Sentí los besos que descendían por el cuello de mi madre hasta su pecho, como las ligeras patitas de los ratones y como los pétalos de flores caídos que eran. Destructivos y maravillosos a la vez. Eran susurros que la llamaban, alejándola de mí, de mi familia y de su dolor. Ella los siguió con el cuerpo.

Mientras Len le cogía la mano y la apartaba de la pared acercándola a la maraña de tuberías cuyo ruido se sumaba al estruendo general, el señor Harvey empezó a recoger sus pertenencias; mi hermano conoció a una niña que jugaba al Hula-oop en el parque; mi hermana estaba tumbada en su cama con Samuel, los dos totalmente vestidos y nerviosos; mi abuela se bebió tres copitas en el comedor vacío; mi padre no apartaba la vista del teléfono.

Mi madre tiró con avidez del abrigo y la camisa de Len, y él la ayudó. La observó mientras se desnudaba, quitándose por la cabeza el jersey de cuello alto hasta quedarse en ropa interior y blusita de tirantes. Se quedó mirándola.

Samuel besó la nuca de mi hermana. Olía a jabón y a Bactine, y, aun así, deseó no separarse nunca de ella.

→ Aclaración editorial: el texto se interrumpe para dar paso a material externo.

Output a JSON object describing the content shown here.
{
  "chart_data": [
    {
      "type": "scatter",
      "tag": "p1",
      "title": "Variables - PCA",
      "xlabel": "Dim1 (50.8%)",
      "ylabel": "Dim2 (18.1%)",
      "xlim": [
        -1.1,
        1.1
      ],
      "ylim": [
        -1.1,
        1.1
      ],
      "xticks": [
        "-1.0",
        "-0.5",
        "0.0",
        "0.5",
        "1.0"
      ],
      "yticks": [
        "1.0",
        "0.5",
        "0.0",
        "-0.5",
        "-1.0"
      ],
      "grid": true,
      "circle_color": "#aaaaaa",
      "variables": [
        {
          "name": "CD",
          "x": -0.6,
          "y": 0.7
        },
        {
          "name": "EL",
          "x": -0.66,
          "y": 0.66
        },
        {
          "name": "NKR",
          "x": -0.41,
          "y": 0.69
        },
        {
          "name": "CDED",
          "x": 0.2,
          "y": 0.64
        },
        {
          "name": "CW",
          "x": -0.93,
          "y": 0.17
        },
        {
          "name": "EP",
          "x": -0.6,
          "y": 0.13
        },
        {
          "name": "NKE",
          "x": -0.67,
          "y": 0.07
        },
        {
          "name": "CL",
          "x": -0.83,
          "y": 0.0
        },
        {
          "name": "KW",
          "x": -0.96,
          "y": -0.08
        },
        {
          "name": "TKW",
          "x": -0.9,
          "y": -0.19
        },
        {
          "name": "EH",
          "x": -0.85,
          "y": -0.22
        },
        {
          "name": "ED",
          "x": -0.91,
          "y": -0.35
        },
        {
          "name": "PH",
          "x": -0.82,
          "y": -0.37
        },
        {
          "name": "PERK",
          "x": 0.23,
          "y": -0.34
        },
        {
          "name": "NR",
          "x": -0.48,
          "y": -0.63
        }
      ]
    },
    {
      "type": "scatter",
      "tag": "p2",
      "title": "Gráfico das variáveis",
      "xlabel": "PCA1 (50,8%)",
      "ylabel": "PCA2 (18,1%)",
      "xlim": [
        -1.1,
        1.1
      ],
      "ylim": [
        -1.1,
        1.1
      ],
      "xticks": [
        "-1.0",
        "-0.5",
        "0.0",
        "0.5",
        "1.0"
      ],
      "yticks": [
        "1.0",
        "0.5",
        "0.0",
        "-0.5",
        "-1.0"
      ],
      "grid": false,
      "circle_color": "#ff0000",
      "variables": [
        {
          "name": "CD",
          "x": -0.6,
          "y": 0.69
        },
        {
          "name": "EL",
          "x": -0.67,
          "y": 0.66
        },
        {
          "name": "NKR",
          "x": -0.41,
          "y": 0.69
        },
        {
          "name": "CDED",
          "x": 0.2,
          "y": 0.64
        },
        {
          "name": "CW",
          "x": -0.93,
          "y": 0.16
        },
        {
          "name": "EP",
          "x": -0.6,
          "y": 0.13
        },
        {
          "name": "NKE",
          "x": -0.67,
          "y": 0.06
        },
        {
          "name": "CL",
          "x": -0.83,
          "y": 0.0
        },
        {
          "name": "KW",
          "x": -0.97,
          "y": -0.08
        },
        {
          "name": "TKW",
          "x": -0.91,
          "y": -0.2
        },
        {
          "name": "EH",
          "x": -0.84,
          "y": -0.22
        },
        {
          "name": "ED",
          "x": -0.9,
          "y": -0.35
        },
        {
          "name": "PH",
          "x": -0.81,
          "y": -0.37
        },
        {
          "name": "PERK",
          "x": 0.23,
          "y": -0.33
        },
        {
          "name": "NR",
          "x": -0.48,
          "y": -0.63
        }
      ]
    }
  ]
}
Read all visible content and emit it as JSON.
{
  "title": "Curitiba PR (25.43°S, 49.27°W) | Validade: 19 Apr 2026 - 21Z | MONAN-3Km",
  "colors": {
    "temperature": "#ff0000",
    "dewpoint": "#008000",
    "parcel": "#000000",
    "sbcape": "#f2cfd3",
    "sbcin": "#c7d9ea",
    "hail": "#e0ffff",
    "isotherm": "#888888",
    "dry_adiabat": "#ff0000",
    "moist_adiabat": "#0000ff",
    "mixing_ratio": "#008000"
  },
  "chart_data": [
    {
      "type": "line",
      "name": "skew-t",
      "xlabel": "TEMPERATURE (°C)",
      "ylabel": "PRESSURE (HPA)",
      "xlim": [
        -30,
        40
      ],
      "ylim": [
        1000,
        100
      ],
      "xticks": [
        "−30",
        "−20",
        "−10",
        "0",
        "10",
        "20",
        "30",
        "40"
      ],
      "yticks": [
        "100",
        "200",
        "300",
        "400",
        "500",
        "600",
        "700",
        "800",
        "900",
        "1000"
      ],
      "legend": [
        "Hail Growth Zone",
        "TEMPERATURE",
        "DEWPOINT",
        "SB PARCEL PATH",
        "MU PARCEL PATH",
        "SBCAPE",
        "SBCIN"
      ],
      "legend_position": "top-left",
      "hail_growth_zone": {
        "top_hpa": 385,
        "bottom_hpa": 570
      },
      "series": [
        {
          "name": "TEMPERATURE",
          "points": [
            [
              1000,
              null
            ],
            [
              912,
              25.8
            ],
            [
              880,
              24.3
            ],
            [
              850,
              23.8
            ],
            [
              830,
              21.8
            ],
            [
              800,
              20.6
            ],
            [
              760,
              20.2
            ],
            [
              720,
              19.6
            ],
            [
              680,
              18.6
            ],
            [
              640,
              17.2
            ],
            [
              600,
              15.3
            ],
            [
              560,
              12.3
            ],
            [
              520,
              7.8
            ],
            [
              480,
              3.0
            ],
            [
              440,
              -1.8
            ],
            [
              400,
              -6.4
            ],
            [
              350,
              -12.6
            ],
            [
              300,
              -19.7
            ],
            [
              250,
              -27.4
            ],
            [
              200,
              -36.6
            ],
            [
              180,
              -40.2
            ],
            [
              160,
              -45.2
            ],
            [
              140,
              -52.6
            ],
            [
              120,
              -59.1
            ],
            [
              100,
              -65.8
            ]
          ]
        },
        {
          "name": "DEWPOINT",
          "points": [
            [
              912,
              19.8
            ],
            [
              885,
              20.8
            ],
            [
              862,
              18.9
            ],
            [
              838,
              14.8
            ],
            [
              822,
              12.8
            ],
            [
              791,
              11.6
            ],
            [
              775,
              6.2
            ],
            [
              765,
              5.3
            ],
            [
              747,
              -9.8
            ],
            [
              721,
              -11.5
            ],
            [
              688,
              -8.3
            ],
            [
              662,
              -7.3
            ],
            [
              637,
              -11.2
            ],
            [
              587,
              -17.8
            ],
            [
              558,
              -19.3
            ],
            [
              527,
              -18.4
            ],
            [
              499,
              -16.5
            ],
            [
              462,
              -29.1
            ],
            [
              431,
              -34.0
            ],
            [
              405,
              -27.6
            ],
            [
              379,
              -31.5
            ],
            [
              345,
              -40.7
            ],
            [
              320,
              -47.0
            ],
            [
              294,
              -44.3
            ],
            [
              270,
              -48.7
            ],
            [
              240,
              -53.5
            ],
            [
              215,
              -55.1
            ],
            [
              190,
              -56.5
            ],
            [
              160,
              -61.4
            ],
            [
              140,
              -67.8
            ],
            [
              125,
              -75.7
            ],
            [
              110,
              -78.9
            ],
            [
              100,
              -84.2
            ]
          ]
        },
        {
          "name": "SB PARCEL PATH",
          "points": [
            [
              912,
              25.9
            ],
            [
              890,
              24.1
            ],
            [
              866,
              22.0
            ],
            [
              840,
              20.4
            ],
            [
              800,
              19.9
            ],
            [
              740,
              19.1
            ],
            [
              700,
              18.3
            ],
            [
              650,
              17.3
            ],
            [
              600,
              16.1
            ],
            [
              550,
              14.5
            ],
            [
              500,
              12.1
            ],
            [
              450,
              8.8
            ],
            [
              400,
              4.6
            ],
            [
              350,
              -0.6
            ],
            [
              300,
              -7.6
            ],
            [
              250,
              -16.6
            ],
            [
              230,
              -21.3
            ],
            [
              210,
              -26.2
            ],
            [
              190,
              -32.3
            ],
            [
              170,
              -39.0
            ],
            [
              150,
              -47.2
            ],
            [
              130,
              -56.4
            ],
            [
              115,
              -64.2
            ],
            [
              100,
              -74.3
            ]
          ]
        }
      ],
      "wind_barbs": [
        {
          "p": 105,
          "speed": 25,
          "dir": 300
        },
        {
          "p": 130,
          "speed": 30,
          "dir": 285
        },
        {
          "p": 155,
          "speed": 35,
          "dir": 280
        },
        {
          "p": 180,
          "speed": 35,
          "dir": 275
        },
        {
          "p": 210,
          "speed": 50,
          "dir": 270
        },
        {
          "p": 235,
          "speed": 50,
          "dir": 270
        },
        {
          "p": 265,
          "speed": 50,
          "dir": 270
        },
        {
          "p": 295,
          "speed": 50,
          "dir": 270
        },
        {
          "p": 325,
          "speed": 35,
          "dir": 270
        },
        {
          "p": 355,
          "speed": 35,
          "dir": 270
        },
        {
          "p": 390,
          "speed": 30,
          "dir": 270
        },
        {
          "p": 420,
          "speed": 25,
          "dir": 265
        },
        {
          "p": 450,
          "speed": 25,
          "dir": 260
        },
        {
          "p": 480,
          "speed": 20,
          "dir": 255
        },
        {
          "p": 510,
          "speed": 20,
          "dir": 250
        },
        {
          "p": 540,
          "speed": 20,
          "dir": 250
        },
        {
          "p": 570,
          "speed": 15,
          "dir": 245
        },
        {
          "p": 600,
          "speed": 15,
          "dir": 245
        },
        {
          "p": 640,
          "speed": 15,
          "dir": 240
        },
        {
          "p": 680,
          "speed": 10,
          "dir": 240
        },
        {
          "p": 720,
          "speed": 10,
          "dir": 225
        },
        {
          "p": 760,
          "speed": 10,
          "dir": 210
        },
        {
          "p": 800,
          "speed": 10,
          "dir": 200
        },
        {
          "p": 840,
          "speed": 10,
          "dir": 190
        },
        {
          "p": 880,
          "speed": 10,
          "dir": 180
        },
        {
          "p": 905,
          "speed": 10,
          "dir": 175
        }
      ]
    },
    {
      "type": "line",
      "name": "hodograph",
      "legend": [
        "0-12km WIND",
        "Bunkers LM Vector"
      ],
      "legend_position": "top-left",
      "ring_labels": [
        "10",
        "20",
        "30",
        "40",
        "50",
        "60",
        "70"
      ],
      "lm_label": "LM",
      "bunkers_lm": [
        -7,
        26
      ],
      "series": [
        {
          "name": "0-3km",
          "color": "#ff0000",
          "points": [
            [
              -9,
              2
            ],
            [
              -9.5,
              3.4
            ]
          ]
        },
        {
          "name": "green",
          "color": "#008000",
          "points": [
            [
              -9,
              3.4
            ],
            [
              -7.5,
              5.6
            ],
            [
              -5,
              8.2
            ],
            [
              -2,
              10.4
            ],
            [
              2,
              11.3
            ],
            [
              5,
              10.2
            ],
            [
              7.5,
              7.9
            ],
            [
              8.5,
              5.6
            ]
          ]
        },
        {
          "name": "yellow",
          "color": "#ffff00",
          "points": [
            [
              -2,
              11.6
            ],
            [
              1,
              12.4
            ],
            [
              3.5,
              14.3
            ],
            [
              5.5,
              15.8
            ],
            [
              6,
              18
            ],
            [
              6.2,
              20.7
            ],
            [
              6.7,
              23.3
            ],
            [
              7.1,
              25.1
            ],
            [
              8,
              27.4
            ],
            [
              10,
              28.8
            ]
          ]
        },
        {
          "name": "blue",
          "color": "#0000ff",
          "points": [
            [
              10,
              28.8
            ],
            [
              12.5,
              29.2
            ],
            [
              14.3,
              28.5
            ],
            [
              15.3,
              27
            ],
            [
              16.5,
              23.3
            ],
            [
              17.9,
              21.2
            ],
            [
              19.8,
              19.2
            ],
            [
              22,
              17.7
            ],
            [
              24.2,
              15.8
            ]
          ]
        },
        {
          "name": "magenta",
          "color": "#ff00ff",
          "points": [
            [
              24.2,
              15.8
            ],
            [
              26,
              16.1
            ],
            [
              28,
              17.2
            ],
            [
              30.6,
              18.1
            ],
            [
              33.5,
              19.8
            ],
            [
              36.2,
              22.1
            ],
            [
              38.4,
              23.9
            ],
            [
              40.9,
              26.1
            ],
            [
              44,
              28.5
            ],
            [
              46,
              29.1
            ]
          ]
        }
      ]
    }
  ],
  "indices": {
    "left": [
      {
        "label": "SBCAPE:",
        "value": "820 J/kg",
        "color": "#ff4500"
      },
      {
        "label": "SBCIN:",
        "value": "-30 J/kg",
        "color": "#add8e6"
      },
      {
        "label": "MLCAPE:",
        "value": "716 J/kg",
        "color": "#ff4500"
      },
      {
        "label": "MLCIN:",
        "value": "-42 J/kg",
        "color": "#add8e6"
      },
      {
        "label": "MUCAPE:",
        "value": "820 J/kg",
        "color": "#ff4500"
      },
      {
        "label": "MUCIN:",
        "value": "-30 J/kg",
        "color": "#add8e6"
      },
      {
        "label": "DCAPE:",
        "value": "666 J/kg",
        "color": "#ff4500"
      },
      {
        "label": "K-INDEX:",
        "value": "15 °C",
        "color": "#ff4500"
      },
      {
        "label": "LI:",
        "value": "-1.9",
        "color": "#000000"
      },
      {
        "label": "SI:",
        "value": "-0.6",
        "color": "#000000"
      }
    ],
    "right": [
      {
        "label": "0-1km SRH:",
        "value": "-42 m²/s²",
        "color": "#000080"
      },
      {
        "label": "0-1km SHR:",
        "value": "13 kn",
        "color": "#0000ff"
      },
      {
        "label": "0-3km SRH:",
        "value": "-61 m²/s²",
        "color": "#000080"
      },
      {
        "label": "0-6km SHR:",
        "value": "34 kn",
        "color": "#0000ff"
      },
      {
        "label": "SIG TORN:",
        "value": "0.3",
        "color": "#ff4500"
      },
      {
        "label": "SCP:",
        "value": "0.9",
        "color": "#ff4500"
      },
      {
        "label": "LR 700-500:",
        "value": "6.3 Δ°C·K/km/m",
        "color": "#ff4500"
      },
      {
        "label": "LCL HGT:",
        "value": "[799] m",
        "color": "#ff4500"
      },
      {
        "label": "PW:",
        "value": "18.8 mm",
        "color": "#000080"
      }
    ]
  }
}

Len estaba a punto de decir algo; mi madre lo vio abrir los labios, y cerró los ojos y ordenó al mundo que callara, gritando las palabras dentro de su cabeza. Cuando volvió a abrir los ojos y lo miró, él estaba callado, con la boca cerrada. Ella se quitó por la cabeza la blusita de tirantes y luego las bragas. Tenía el cuerpo que yo nunca tendría. Pero la luna le iluminaba la piel y sus ojos eran océanos. Estaba vacía, perdida, abandonada.

El señor Harvey se marchó de su casa por última vez mientras a mi madre se le concedía su deseo más temporal. Encontrar en su arruinado corazón una puerta a un feliz adulterio.